Theodore Roszak (1907–1981) was born in Poznań, Prussia (now Poland) and immigrated to the United States with his family at the age of two. He began his studies at the Art Institute of Chicago, taking evening classes while attending high school and enrolling as a full-time student in 1925. Drawn to New York by the American Realist painters, Roszak left Chicago in 1926 to study at the National Academy of Design. He also took private lessons with George Luks while attending courses in logic and philosophy at Columbia University. In 1927, he moved back to Chicago and soon began teaching at the Art Institute. Granted a European travel fellowship, Roszak spent the next few years in Prague and visited Paris as well as other European cities, assimilating the major currents of European Modernism. After settling in New York, he found success as a sculptor while working as a professor of art and, at one point, of aircraft mechanics.

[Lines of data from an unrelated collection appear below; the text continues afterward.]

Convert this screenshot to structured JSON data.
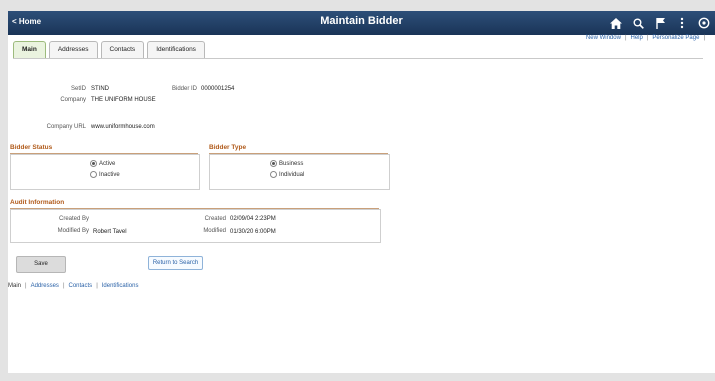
{
  "banner": {
    "home_label": "< Home",
    "title": "Maintain Bidder",
    "icons": [
      "home-icon",
      "search-icon",
      "flag-icon",
      "more-icon",
      "navbar-icon"
    ]
  },
  "tabs": [
    {
      "label": "Main",
      "active": true
    },
    {
      "label": "Addresses",
      "active": false
    },
    {
      "label": "Contacts",
      "active": false
    },
    {
      "label": "Identifications",
      "active": false
    }
  ],
  "toplinks": {
    "new_window": "New Window",
    "help": "Help",
    "personalize": "Personalize Page",
    "sep": "|"
  },
  "fields": {
    "setid_label": "SetID",
    "setid_value": "STIND",
    "bidder_id_label": "Bidder ID",
    "bidder_id_value": "0000001254",
    "company_label": "Company",
    "company_value": "THE UNIFORM HOUSE",
    "url_label": "Company URL",
    "url_value": "www.uniformhouse.com"
  },
  "bidder_status": {
    "title": "Bidder Status",
    "options": [
      "Active",
      "Inactive"
    ],
    "selected": "Active"
  },
  "bidder_type": {
    "title": "Bidder Type",
    "options": [
      "Business",
      "Individual"
    ],
    "selected": "Business"
  },
  "audit": {
    "title": "Audit Information",
    "created_by_label": "Created By",
    "created_by_value": "",
    "modified_by_label": "Modified By",
    "modified_by_value": "Robert Tavel",
    "created_label": "Created",
    "created_value": "02/09/04  2:23PM",
    "modified_label": "Modified",
    "modified_value": "01/30/20  6:00PM"
  },
  "buttons": {
    "save": "Save",
    "return": "Return to Search"
  },
  "bottomlinks": {
    "main": "Main",
    "addresses": "Addresses",
    "contacts": "Contacts",
    "identifications": "Identifications",
    "sep": "|"
  },
  "colors": {
    "banner": "#1f3c63",
    "section_title": "#b05a1a",
    "link": "#2c63a8",
    "active_tab": "#eaf3df"
  }
}
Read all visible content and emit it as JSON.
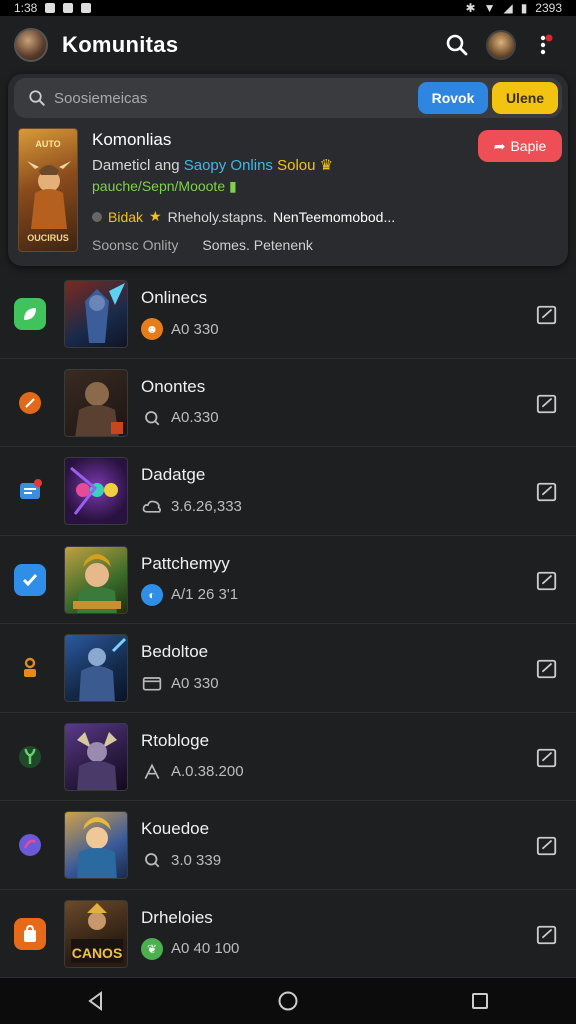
{
  "status_bar": {
    "time": "1:38",
    "battery": "2393"
  },
  "app": {
    "title": "Komunitas"
  },
  "search": {
    "placeholder": "Soosiemeicas",
    "btn_blue": "Rovok",
    "btn_yellow": "Ulene"
  },
  "featured": {
    "cover_top": "AUTO",
    "cover_caption": "OUCIRUS",
    "title": "Komonlias",
    "line1_prefix": "Dameticl ang ",
    "line1_highlight": "Saopy Onlins",
    "line1_highlight2": " Solou",
    "line2": "pauche/Sepn/Mooote",
    "line3_highlight": "Bidak",
    "line3_text": "Rheholy.stapns.",
    "line3_bold": "NenTeemomobod...",
    "line4_a": "Soonsc Onlity",
    "line4_b": "Somes. Petenenk",
    "red_button": "Bapie"
  },
  "items": [
    {
      "title": "Onlinecs",
      "meta": "A0 330",
      "icon_color": "#3fc35a",
      "meta_color": "#e77d1a"
    },
    {
      "title": "Onontes",
      "meta": "A0.330",
      "icon_color": "#e06a1a",
      "meta_color": "#888888"
    },
    {
      "title": "Dadatge",
      "meta": "3.6.26,333",
      "icon_color": "#3a8ee0",
      "meta_color": "#888888"
    },
    {
      "title": "Pattchemyy",
      "meta": "A/1 26 3'1",
      "icon_color": "#2f8fe8",
      "meta_color": "#2f8fe8"
    },
    {
      "title": "Bedoltoe",
      "meta": "A0 330",
      "icon_color": "#e68a1a",
      "meta_color": "#888888"
    },
    {
      "title": "Rtobloge",
      "meta": "A.0.38.200",
      "icon_color": "#4caf50",
      "meta_color": "#888888"
    },
    {
      "title": "Kouedoe",
      "meta": "3.0 339",
      "icon_color": "#6a5ad8",
      "meta_color": "#888888"
    },
    {
      "title": "Drheloies",
      "meta": "A0 40 100",
      "icon_color": "#e66a1a",
      "meta_color": "#4caf50"
    }
  ],
  "icons": {
    "search": "search-icon",
    "more": "more-vert-icon",
    "edit": "edit-square-icon",
    "back": "back-icon",
    "home": "home-icon",
    "recents": "recents-icon"
  }
}
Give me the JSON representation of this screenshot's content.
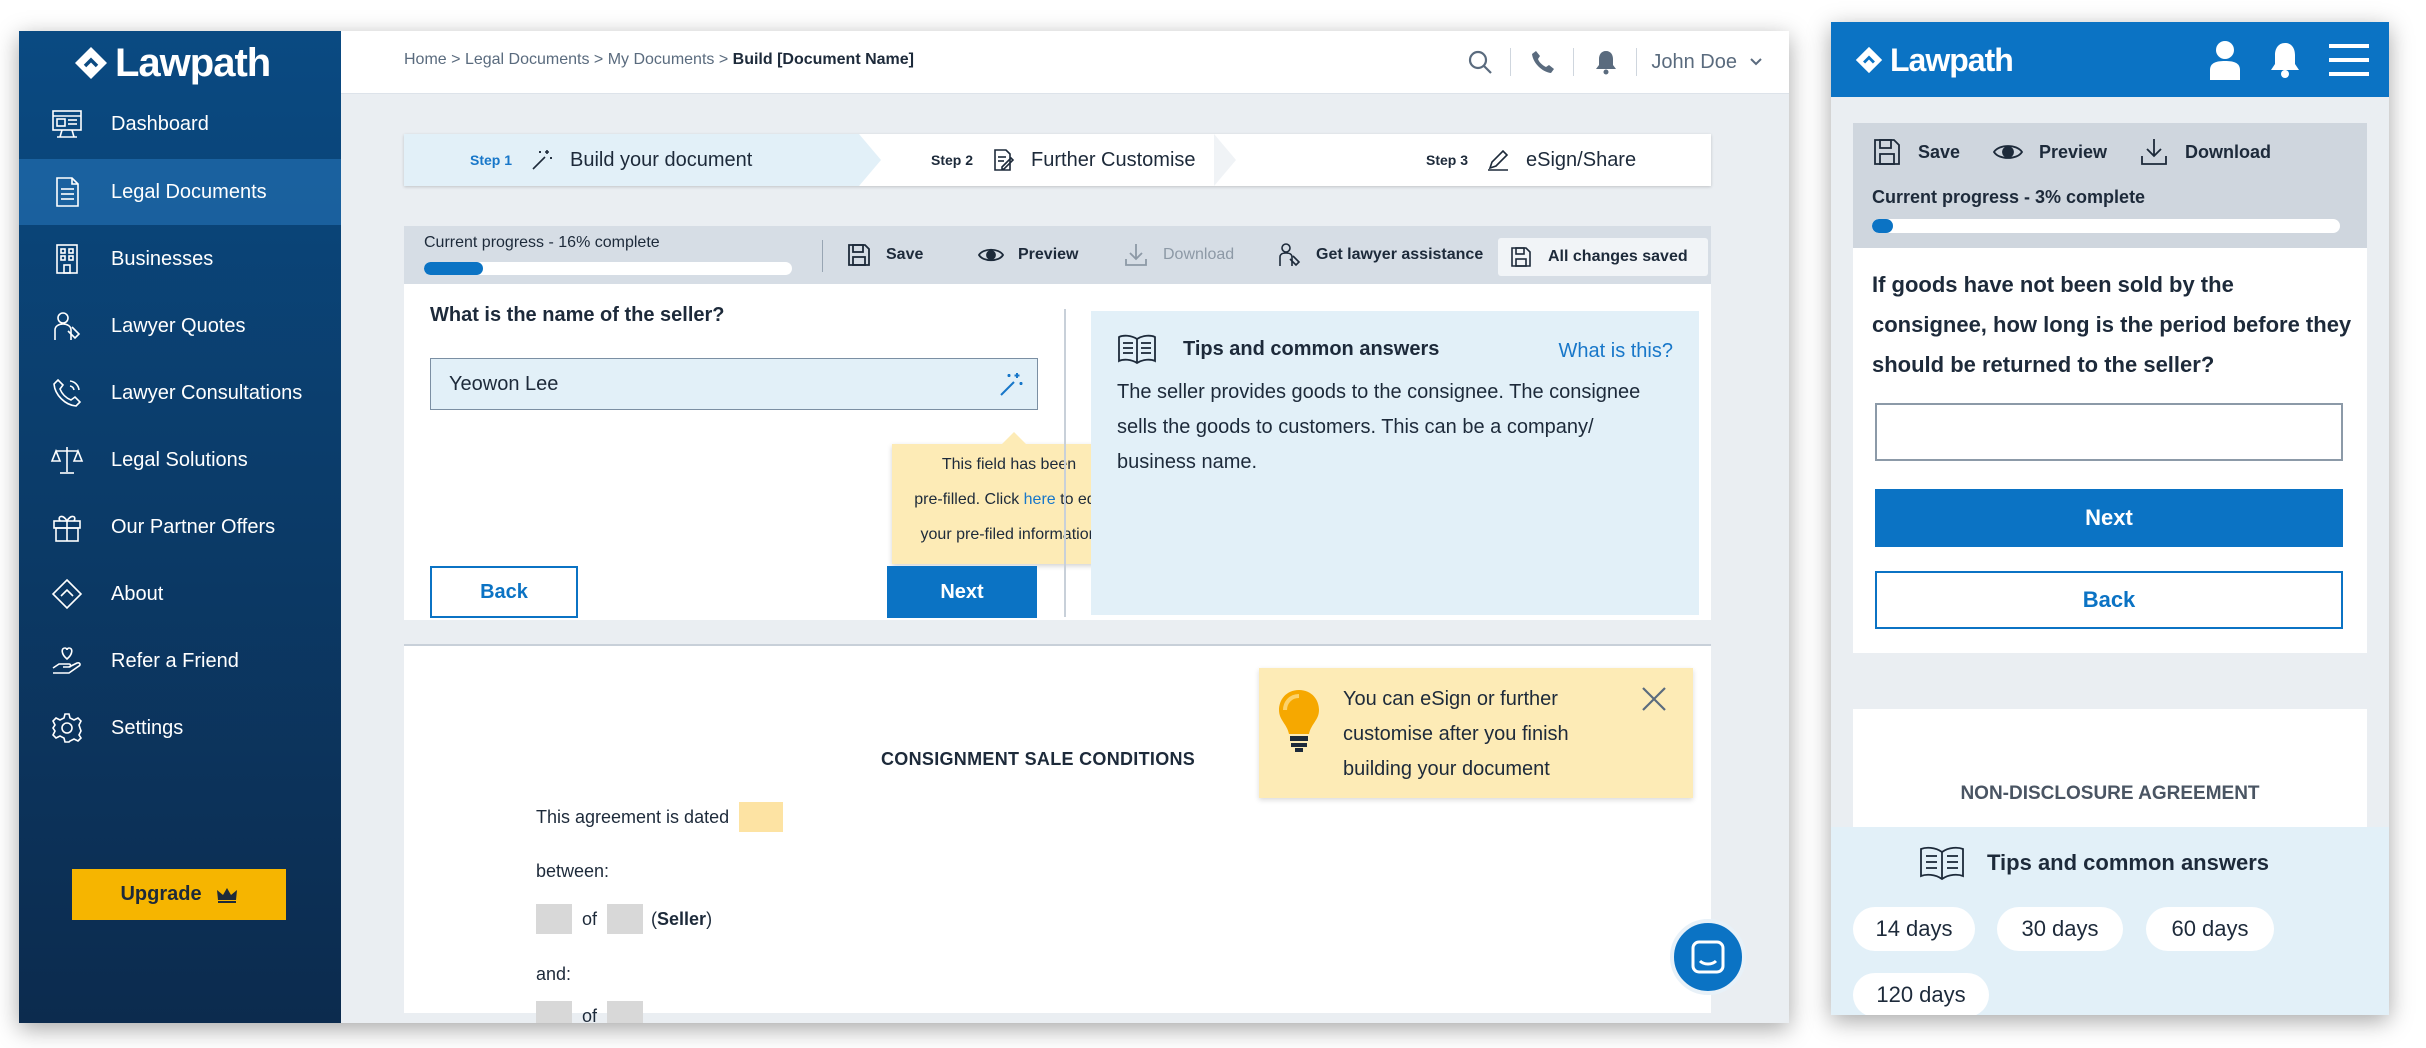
{
  "brand": {
    "name": "Lawpath"
  },
  "sidebar": {
    "items": [
      {
        "label": "Dashboard",
        "icon": "dashboard-icon"
      },
      {
        "label": "Legal Documents",
        "icon": "document-icon"
      },
      {
        "label": "Businesses",
        "icon": "building-icon"
      },
      {
        "label": "Lawyer Quotes",
        "icon": "lawyer-icon"
      },
      {
        "label": "Lawyer Consultations",
        "icon": "phone-icon"
      },
      {
        "label": "Legal Solutions",
        "icon": "scales-icon"
      },
      {
        "label": "Our Partner Offers",
        "icon": "gift-icon"
      },
      {
        "label": "About",
        "icon": "diamond-icon"
      },
      {
        "label": "Refer a Friend",
        "icon": "hand-heart-icon"
      },
      {
        "label": "Settings",
        "icon": "gear-icon"
      }
    ],
    "active_index": 1,
    "upgrade_label": "Upgrade"
  },
  "topbar": {
    "breadcrumb": {
      "home": "Home",
      "legal_documents": "Legal Documents",
      "my_documents": "My Documents",
      "current": "Build [Document Name]",
      "separator": ">"
    },
    "user_name": "John Doe"
  },
  "steps": [
    {
      "num": "Step 1",
      "label": "Build your document"
    },
    {
      "num": "Step 2",
      "label": "Further Customise"
    },
    {
      "num": "Step 3",
      "label": "eSign/Share"
    }
  ],
  "builder": {
    "progress_label": "Current progress - 16% complete",
    "progress": 0.16,
    "toolbar": {
      "save": "Save",
      "preview": "Preview",
      "download": "Download",
      "lawyer": "Get lawyer assistance",
      "saved": "All changes saved"
    },
    "question": "What is the name of the seller?",
    "answer": "Yeowon Lee",
    "tooltip": {
      "line1": "This field has been",
      "line2_pre": "pre-filled. Click ",
      "link": "here",
      "line2_post": " to edit",
      "line3": "your pre-filed information"
    },
    "back": "Back",
    "next": "Next"
  },
  "tips": {
    "title": "Tips and common answers",
    "what_is_this": "What is this?",
    "body": "The seller provides goods to the consignee. The consignee sells the goods to customers. This can be a company/ business name."
  },
  "document": {
    "title": "CONSIGNMENT SALE CONDITIONS",
    "dated": "This agreement is dated",
    "between": "between:",
    "of": "of",
    "seller": "Seller",
    "and": "and:"
  },
  "hint": {
    "text": "You can eSign or further customise after you finish building your document"
  },
  "mobile": {
    "toolbar": {
      "save": "Save",
      "preview": "Preview",
      "download": "Download"
    },
    "progress_label": "Current progress - 3% complete",
    "progress": 0.03,
    "question": "If goods have not been sold by the consignee, how long is the period before they should be returned to the seller?",
    "input_value": "",
    "next": "Next",
    "back": "Back",
    "doc_title": "NON-DISCLOSURE AGREEMENT",
    "tips_title": "Tips and common answers",
    "chips": [
      "14 days",
      "30 days",
      "60 days",
      "120 days"
    ]
  },
  "colors": {
    "primary": "#0b73c4",
    "sidebar": "#0b3c6a",
    "accent": "#f6b500",
    "tips_bg": "#e2f0f8",
    "hint_bg": "#fdebb6"
  }
}
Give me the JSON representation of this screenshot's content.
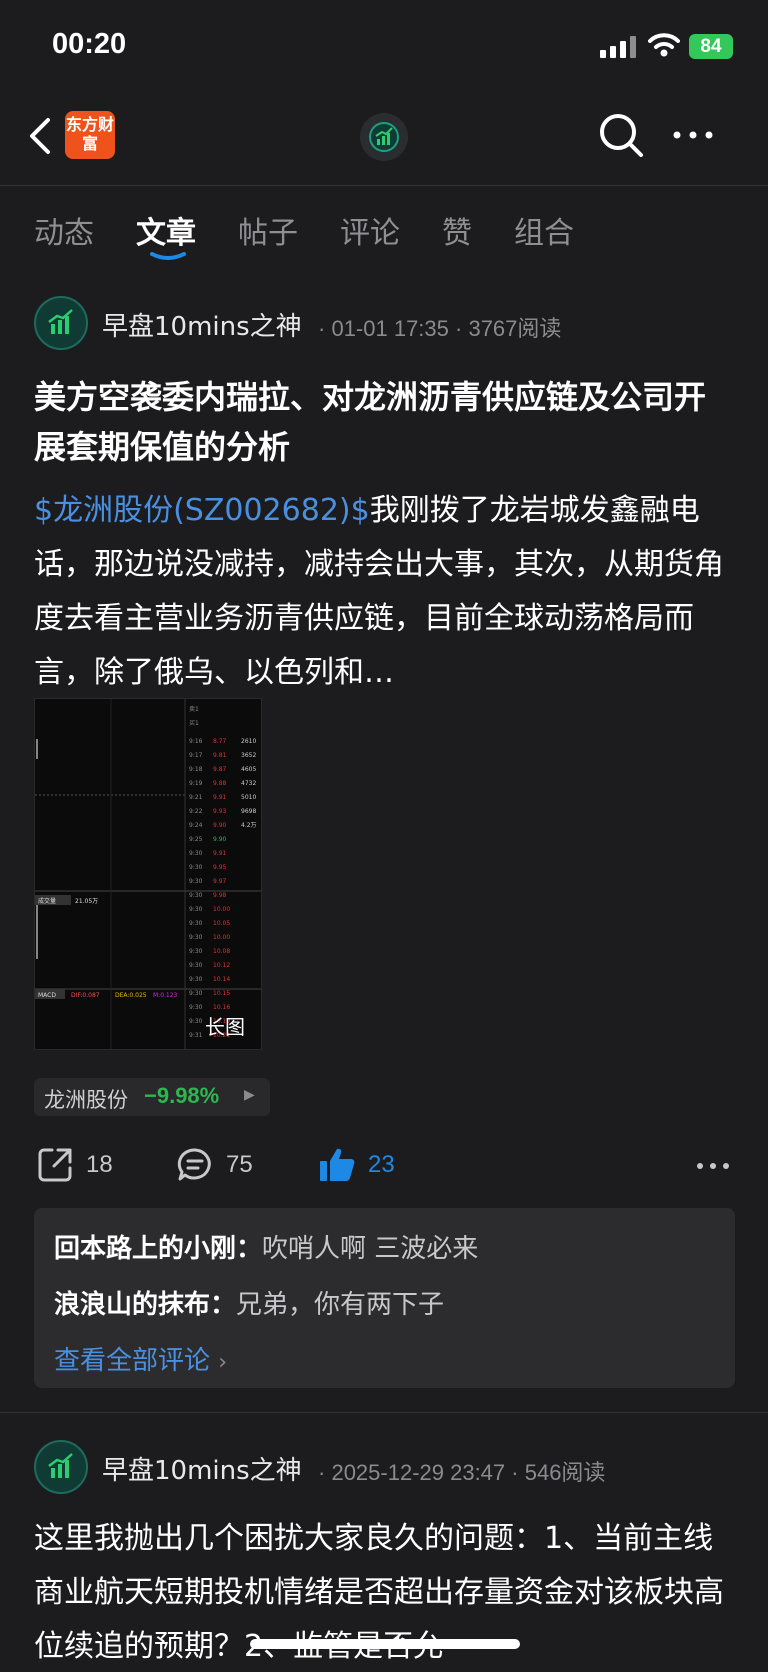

Roszak’s many awards and fellowships include a Tiffany Foundation Fellowship (1931), a Frank G. Logan Medal from the Art Institute of Chicago (1930), and a George D. Widener Memorial Gold Medal (1956). His numerous group and solo exhibitions have taken place at the Whitney Museum of American Art, New York; Art Institute of Chicago; Addison Gallery of American Art, Andover, Massachusetts; Museum of Modern Art, New York; Tate Gallery, London; Walker Art Center, Minneapolis; and Rodin Museum, Paris. Roszak died in New York in 1981.